Speaker
Description
Heavy quarkonium production of high transverse momentum ($p_T$) in hadronic collisions can be pursued in the QCD factorization formalism with heavy quarkonium fragmentation functions (FFs). The scale evolution of quarkonium FFs enables us to resum logarithmically enhanced corrections $\alpha_s\ln(p_T^2/m^2)$ with heavy quark mass $m$, which is an essential piece to explore the nonperturbative process of bound quarkonium formation. Boundary conditions of the evolution equations of the FFs at $p_T\sim 2m$ are given by combining perturbatively calculable coefficients in NRQCD and long-distance-matrix elements (LDMEs) for different intermediate states of a produced heavy quark pair. LDMEs correspond to relative weights of individual terms after expanding the input FFs in quark velocity $v$, and should be determined by data fitting.

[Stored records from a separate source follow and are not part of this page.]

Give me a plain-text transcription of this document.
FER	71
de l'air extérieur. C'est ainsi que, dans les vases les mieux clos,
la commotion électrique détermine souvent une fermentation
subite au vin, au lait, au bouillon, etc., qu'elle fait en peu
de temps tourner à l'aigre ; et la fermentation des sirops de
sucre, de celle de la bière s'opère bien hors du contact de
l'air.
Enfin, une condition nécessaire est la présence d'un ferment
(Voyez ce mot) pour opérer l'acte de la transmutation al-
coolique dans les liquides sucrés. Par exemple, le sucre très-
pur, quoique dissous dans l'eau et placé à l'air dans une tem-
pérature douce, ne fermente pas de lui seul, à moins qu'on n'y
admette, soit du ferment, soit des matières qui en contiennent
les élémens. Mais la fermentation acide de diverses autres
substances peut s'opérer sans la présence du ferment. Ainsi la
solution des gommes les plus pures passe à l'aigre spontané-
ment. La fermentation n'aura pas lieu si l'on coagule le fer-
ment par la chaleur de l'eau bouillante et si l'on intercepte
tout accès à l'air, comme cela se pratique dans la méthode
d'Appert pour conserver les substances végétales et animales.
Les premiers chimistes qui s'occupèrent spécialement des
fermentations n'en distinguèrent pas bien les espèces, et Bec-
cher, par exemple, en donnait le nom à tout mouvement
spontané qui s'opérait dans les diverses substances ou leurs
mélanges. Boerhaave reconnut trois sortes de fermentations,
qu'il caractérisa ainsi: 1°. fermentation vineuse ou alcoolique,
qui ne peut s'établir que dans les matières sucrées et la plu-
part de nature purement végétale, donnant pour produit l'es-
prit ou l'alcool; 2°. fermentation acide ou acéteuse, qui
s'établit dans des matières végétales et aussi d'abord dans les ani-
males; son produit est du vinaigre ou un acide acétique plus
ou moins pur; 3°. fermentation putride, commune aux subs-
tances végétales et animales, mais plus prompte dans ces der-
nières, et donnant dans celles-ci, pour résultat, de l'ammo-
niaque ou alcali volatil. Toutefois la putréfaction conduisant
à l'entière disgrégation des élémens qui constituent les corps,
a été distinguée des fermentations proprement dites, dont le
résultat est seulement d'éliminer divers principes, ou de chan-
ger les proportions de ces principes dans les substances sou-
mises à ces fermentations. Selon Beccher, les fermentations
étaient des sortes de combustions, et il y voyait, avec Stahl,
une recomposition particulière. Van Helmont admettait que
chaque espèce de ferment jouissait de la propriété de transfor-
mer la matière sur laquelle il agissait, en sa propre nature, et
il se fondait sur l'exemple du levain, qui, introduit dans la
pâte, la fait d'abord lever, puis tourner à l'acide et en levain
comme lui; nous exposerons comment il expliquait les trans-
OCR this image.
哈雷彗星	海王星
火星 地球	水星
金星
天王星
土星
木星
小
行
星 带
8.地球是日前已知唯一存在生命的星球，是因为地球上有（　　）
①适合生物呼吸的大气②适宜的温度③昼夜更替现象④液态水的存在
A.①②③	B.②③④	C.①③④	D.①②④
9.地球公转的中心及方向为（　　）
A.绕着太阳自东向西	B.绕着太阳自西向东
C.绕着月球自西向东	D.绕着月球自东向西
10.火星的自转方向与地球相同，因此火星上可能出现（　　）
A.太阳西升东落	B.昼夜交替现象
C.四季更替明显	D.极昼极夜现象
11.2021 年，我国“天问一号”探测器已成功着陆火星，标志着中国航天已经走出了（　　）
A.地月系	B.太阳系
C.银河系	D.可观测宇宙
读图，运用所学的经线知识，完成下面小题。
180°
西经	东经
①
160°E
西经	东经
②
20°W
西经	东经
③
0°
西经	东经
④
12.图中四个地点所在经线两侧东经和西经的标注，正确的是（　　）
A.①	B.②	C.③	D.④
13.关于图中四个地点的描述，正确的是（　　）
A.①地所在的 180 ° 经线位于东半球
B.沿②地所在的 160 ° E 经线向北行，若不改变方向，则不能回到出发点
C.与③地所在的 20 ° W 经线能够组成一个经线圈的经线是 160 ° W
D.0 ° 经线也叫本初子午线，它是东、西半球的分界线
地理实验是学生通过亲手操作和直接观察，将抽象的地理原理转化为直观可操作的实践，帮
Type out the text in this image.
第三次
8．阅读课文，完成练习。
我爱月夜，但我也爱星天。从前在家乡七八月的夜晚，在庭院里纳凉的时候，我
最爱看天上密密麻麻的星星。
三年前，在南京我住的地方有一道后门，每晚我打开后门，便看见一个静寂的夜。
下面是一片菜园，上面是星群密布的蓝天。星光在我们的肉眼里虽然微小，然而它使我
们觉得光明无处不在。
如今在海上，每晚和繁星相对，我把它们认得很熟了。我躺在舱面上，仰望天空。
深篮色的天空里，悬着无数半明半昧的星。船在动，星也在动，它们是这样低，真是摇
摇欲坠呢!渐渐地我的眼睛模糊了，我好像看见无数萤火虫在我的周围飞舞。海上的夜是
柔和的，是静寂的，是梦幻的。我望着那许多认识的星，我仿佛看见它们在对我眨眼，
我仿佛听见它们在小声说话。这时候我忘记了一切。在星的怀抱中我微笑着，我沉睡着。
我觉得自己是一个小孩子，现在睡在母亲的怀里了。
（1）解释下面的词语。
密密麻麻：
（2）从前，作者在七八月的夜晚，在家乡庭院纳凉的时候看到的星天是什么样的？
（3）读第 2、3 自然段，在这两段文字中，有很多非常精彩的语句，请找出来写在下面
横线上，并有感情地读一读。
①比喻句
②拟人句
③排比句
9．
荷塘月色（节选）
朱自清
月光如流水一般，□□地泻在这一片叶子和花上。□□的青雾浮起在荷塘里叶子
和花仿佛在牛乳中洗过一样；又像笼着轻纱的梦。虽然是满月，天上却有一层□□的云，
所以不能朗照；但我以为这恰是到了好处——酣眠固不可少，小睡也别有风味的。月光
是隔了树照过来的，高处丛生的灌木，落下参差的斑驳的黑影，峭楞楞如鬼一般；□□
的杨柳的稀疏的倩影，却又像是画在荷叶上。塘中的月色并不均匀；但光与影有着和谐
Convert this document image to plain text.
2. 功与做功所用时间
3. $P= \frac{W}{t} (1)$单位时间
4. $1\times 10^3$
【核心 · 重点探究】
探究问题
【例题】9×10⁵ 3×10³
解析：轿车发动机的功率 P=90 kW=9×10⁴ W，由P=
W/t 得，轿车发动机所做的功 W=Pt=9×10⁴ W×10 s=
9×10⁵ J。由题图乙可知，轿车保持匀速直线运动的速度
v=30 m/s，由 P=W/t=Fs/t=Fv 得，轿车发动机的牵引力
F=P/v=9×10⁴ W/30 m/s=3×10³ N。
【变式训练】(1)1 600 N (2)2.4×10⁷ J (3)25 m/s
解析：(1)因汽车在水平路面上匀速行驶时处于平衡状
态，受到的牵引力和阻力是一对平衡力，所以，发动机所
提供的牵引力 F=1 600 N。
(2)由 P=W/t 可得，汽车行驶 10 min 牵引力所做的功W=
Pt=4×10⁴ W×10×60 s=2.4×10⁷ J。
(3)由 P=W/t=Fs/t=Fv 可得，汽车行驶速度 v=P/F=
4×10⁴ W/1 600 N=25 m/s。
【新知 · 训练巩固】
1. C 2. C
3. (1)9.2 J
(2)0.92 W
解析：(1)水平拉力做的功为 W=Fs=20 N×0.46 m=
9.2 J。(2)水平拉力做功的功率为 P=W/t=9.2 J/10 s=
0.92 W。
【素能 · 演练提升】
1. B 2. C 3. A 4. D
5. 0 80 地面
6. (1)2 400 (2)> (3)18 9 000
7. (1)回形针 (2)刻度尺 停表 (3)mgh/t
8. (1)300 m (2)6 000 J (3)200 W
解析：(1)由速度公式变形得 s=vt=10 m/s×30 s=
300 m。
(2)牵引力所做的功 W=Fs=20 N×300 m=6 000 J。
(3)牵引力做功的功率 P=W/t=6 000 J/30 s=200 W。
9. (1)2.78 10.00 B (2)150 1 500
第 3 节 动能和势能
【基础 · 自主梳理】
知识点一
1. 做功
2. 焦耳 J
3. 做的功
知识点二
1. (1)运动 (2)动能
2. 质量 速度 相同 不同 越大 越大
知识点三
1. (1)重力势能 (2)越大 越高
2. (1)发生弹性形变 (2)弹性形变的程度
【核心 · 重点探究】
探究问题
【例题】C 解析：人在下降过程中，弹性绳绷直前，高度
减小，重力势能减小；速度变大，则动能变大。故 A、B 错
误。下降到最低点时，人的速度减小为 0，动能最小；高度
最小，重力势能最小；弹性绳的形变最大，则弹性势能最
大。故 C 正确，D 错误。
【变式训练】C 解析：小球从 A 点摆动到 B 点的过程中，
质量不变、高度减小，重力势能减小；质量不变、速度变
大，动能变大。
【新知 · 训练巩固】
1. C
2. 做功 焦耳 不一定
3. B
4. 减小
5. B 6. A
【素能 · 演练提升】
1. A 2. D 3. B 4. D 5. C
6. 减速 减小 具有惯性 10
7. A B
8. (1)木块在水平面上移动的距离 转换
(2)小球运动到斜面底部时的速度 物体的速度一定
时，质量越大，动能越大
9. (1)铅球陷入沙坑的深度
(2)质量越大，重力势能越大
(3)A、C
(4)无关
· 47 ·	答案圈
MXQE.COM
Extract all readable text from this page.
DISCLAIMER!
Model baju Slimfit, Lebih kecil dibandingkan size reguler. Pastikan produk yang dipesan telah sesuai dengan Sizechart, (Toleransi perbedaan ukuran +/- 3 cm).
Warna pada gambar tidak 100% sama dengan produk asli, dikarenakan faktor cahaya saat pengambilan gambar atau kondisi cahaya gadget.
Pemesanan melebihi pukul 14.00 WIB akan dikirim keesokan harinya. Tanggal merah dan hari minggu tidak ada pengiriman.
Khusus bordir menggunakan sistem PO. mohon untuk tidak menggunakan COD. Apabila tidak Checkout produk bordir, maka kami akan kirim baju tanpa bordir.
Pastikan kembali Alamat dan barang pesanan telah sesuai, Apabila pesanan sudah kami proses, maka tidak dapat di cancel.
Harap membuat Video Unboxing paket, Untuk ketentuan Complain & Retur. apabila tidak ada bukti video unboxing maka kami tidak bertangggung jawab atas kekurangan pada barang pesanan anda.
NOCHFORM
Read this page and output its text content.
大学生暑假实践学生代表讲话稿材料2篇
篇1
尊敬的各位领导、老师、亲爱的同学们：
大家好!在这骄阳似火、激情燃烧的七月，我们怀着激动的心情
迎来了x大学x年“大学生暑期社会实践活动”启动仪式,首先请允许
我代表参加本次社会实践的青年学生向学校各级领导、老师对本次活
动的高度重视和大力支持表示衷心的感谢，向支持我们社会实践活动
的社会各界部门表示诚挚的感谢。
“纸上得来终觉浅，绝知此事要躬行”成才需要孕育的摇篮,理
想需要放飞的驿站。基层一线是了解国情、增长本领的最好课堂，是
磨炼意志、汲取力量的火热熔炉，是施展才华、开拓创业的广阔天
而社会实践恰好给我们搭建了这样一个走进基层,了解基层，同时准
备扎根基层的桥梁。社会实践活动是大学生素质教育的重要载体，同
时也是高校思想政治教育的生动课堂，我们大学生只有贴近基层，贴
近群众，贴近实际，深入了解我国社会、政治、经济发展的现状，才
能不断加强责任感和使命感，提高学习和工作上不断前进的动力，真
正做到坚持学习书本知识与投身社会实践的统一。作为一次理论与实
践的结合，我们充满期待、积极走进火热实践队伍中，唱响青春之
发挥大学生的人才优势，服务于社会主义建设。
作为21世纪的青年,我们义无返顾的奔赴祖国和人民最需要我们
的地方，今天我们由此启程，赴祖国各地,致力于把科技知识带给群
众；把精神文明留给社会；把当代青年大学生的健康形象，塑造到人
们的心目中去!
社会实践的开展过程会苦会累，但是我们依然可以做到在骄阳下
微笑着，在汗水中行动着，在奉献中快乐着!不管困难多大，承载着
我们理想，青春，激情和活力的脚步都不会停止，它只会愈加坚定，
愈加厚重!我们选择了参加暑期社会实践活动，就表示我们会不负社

We demonstrated in Ref.[1] that the QCD factorization approach at leading-power in $1/p_T$ with single parton FFs at twist-2 describes LHC data on the differential cross-section for $J/\psi$ production in hadronic collisions at $p_T$ much larger than the heavy quark mass scale. Meanwhile, at $p_T= \mathcal{O}(2m)$, the subleading power contribution with double parton FFs at twist-4 is more significant than the leading power contribution. In this talk, we will emphasize the role of the subleading power corrections in hadronic quarkonium production. Our recent analysis of the scale evolution of the twist-4 double parton FFs will be shown [2], and the application of the QCD factorization approach to other quarkonium production processes will be discussed.
[1] K.Lee, J.-W.Qiu, G.Sterman, and K.Watanabe, [arXiv:2108.00305 [hep-ph]].
[2] K.Lee, J.-W.Qiu, G.Sterman, and K.Watanabe, in preparation.